August is a month of two halves, Peter Jones considers how deer change their behaviour in the month ahead. 

Summer Fallow 555

("Whilst deer are uncharacteristically visible during their off season, they appear to vanish as soon as the open season arrives!")

Honey has for centuries formed an important part of human nutrition. As such there exists a huge body of knowledge and analysis surrounding the humble honey bee. The reoccurring theme that laces through much of this research, recognises the astonishing amount of sophisticated, inherited knowledge that, in an insect that has the brain the size of a pin head, is congenital.

Why am I talking about bees and what on earth is the relevance of this to August and deer?

Well in England & Wales August marks the point at which the males of the herding species once again come into season. However, how often have you heard a stalker remark that whilst deer are uncharacteristically visible during their off season, they appear to vanish as soon as the open season arrives!
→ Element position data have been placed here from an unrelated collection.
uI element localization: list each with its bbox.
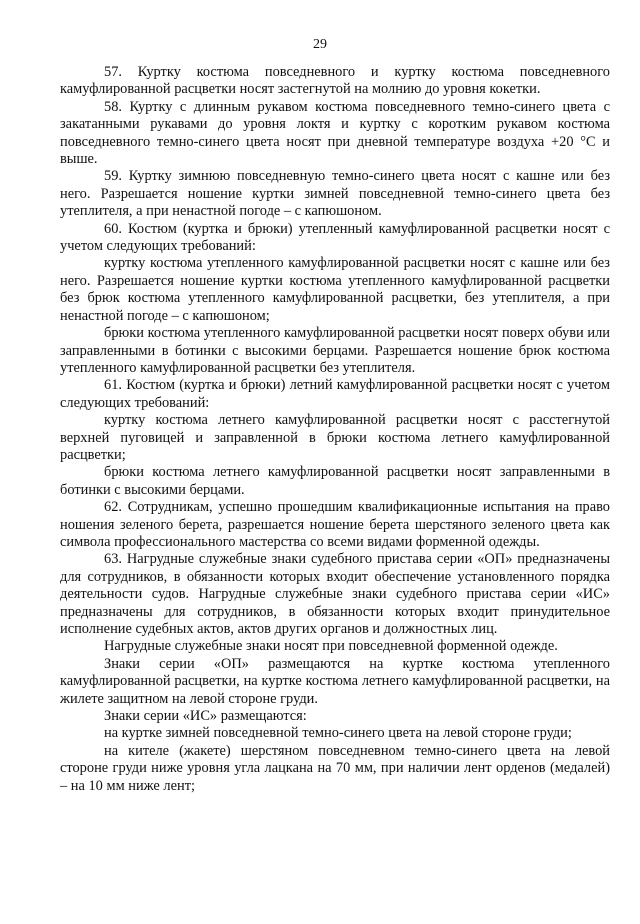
paragraph-61: 61. Костюм (куртка и брюки) летний камуфлированной расцветки носят с учетом следующих требований: [60, 377, 610, 411]
paragraph-61-trousers: брюки костюма летнего камуфлированной расцветки носят заправленными в ботинки с высокими берцами. [60, 464, 610, 498]
paragraph-63-op-placement: Знаки серии «ОП» размещаются на куртке костюма утепленного камуфлированной расцветки, на куртке костюма летнего камуфлированной расцветки, на жилете защитном на левой стороне груди. [60, 655, 610, 707]
paragraph-60-jacket: куртку костюма утепленного камуфлированной расцветки носят с кашне или без него. Разрешается ношение куртки костюма утепленного камуфлированной расцветки без брюк костюма утепленного камуфлированной расцветки, без утеплителя, а при ненастной погоде – с капюшоном; [60, 255, 610, 324]
paragraph-60: 60. Костюм (куртка и брюки) утепленный камуфлированной расцветки носят с учетом следующих требований: [60, 220, 610, 255]
document-body [60, 64, 610, 795]
paragraph-63: 63. Нагрудные служебные знаки судебного пристава серии «ОП» предназначены для сотрудников, в обязанности которых входит обеспечение установленного порядка деятельности судов. Нагрудные служебные знаки судебного пристава серии «ИС» предназначены для сотрудников, в обязанности которых входит принудительное исполнение судебных актов, актов других органов и должностных лиц. [60, 551, 610, 637]
paragraph-63-is-winter-jacket: на куртке зимней повседневной темно-синего цвета на левой стороне груди; [104, 725, 572, 742]
paragraph-63-wear: Нагрудные служебные знаки носят при повседневной форменной одежде. [104, 638, 558, 655]
paragraph-57: 57. Куртку костюма повседневного и куртку костюма повседневного камуфлированной расцветки носят застегнутой на молнию до уровня кокетки. [60, 64, 610, 98]
page-number: 29 [313, 37, 327, 52]
paragraph-63-is-tunic: на кителе (жакете) шерстяном повседневном темно-синего цвета на левой стороне груди ниже уровня угла лацкана на 70 мм, при наличии лент орденов (медалей) – на 10 мм ниже лент; [60, 742, 610, 794]
paragraph-63-is-placement: Знаки серии «ИС» размещаются: [104, 708, 307, 725]
paragraph-60-trousers: брюки костюма утепленного камуфлированной расцветки носят поверх обуви или заправленными в ботинки с высокими берцами. Разрешается ношение брюк костюма утепленного камуфлированной расцветки без утеплителя. [60, 325, 610, 376]
paragraph-58: 58. Куртку с длинным рукавом костюма повседневного темно-синего цвета с закатанными рукавами до уровня локтя и куртку с коротким рукавом костюма повседневного темно-синего цвета носят при дневной температуре воздуха +20 °С и выше. [60, 98, 610, 168]
paragraph-61-jacket: куртку костюма летнего камуфлированной расцветки носят с расстегнутой верхней пуговицей и заправленной в брюки костюма летнего камуфлированной расцветки; [60, 412, 610, 463]
paragraph-62: 62. Сотрудникам, успешно прошедшим квалификационные испытания на право ношения зеленого берета, разрешается ношение берета шерстяного зеленого цвета как символа профессионального мастерства со всеми видами форменной одежды. [60, 499, 610, 550]
paragraph-59: 59. Куртку зимнюю повседневную темно-синего цвета носят с кашне или без него. Разрешается ношение куртки зимней повседневной темно-синего цвета без утеплителя, а при ненастной погоде – с капюшоном. [60, 168, 610, 220]
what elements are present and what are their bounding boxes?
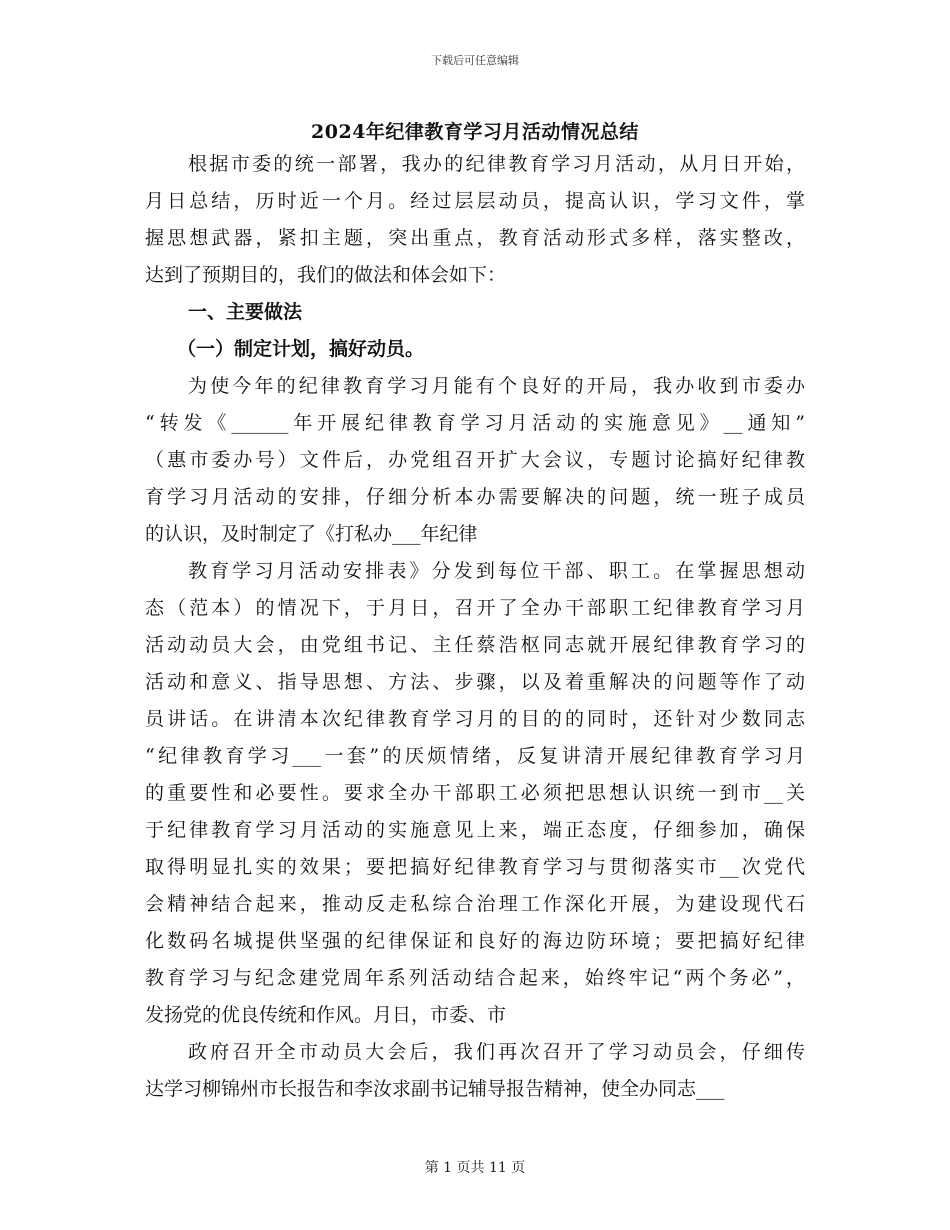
text-line: 握思想武器，紧扣主题，突出重点，教育活动形式多样，落实整改， xyxy=(145,227,805,249)
paragraph xyxy=(145,553,805,1034)
text-line: 的认识，及时制定了《打私办___年纪律 xyxy=(145,523,478,545)
paragraph xyxy=(145,1034,805,1108)
text-line: 教育学习与纪念建党周年系列活动结合起来，始终牢记“两个务必”， xyxy=(145,967,805,989)
paragraph xyxy=(145,368,805,553)
document-body xyxy=(145,146,805,1108)
text-line: 育学习月活动的安排，仔细分析本办需要解决的问题，统一班子成员 xyxy=(145,486,805,508)
text-line: 政府召开全市动员大会后，我们再次召开了学习动员会，仔细传 xyxy=(188,1041,805,1063)
text-line: 活动动员大会，由党组书记、主任蔡浩枢同志就开展纪律教育学习的 xyxy=(145,634,805,656)
text-line: 月日总结，历时近一个月。经过层层动员，提高认识，学习文件，掌 xyxy=(145,190,805,212)
text-line: 发扬党的优良传统和作风。月日，市委、市 xyxy=(145,1004,507,1026)
text-line: 达到了预期目的，我们的做法和体会如下： xyxy=(145,264,507,286)
text-line: 员讲话。在讲清本次纪律教育学习月的目的的同时，还针对少数同志 xyxy=(145,708,805,730)
text-line: 为使今年的纪律教育学习月能有个良好的开局，我办收到市委办 xyxy=(188,375,805,397)
text-line: “转发《______年开展纪律教育学习月活动的实施意见》__通知” xyxy=(145,412,805,434)
text-line: 达学习柳锦州市长报告和李汝求副书记辅导报告精神，使全办同志___ xyxy=(145,1078,725,1100)
paragraph xyxy=(145,146,805,294)
text-line: 于纪律教育学习月活动的实施意见上来，端正态度，仔细参加，确保 xyxy=(145,819,805,841)
text-line: 的重要性和必要性。要求全办干部职工必须把思想认识统一到市__关 xyxy=(145,782,805,804)
text-line: 态（范本）的情况下，于月日，召开了全办干部职工纪律教育学习月 xyxy=(145,597,805,619)
subsection-heading: （一）制定计划，搞好动员。 xyxy=(177,338,425,360)
page-header: 下载后可任意编辑 xyxy=(431,54,519,67)
text-line: 化数码名城提供坚强的纪律保证和良好的海边防环境；要把搞好纪律 xyxy=(145,930,805,952)
text-line: 活动和意义、指导思想、方法、步骤，以及着重解决的问题等作了动 xyxy=(145,671,805,693)
document-title: 2024年纪律教育学习月活动情况总结 xyxy=(311,121,639,143)
page-number: 第 1 页共 11 页 xyxy=(424,1160,526,1176)
text-line: 取得明显扎实的效果；要把搞好纪律教育学习与贯彻落实市__次党代 xyxy=(145,856,805,878)
text-line: 教育学习月活动安排表》分发到每位干部、职工。在掌握思想动 xyxy=(188,560,805,582)
text-line: 会精神结合起来，推动反走私综合治理工作深化开展，为建设现代石 xyxy=(145,893,805,915)
section-heading: 一、主要做法 xyxy=(188,301,303,323)
text-line: （惠市委办号）文件后，办党组召开扩大会议，专题讨论搞好纪律教 xyxy=(145,449,805,471)
text-line: “纪律教育学习___一套”的厌烦情绪，反复讲清开展纪律教育学习月 xyxy=(145,745,805,767)
text-line: 根据市委的统一部署，我办的纪律教育学习月活动，从月日开始， xyxy=(188,153,805,175)
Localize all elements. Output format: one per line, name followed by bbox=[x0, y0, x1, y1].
Can it be that a deer’s brain, like that of the bee, comes factory loaded with inherited knowledge of its open season?

Before you email me with howls of derision, it is worth noting a recent report by the Wall Street Journal (2009) and more recently the Guardian (2014), which refers to a report from Germany, where it has been found that in the 25 years since the fall of the Berlin Wall, deer will still not venture across the boundary, despite there being no physical representation of the barrier.

The wall was first constructed in 1961 and so it occurs to me, if deer were able to form a collective and lasting wisdom within such a relatively short space of time, it is possible, indeed likely, that in the decades since the Deer Act, deer, like the bee, have, in their larger more complex brains, laid down a genetic memory that has imparted a congenital gift on future generations informing them of the most perilous times of year. This in turn better enables the species as a whole to mitigate danger.

Clearly there are many variables at stake, including the undeniably crucial aspect of learned behaviour, however, it is worth a thought the next time an open season arrives and the deer that once were visible, seemingly dissolve into the woods in anticipation of your inevitable pursuit!   

Whatever your thoughts on the matter, in England & Wales August can be seen as a month of two halves, during the first half our attention remains focused on Roe Buck, however as the Roe rut fizzles and the Roe Buck collapse exhausted into inactivity, stalkers who are fortunate enough to have a variety of species on their ground, turn their focus to the management of the larger herding deer.

In Scotland the Stags will of course, have been in season since July, and with the season not properly hotting up until September, it is common for managers to be carrying out some early culling of the poorer males during August.  

On to this month’s film, and this time we have a choice for you. Considering I am penning this during the Roe Rut we have included our film ‘How to Call a Roe Buck’ in order to provide a few tips on calling: youtube Alternatively if you have seen this film, we have somewhat of a ‘one off’ for you in the form of ‘Rhino Vita Dart hunting’. This comes courtesy of the Capreolus Club. Whether Africa is your thing or not, there is some superb rare footage of Rhino which I hope you’ll appreciate: youtube

Editorpic150IN Season in England & Wales:  Roe Buck, Fallow Buck, Red & Sika Stags, Muntjac Bucks & Muntjac Does.

OFF Season in England & Wales: Roe Does, Fallow Does, Sika Hinds, Red Hinds, CWD Bucks & CWD Does. 

IN Season in Scotland: Roe Buck, Red Stags, Sika Stags, Fallow Buck.

OFF Season in Scotland: Roe Does, Fallow Does, Sika Hinds, Red Hinds.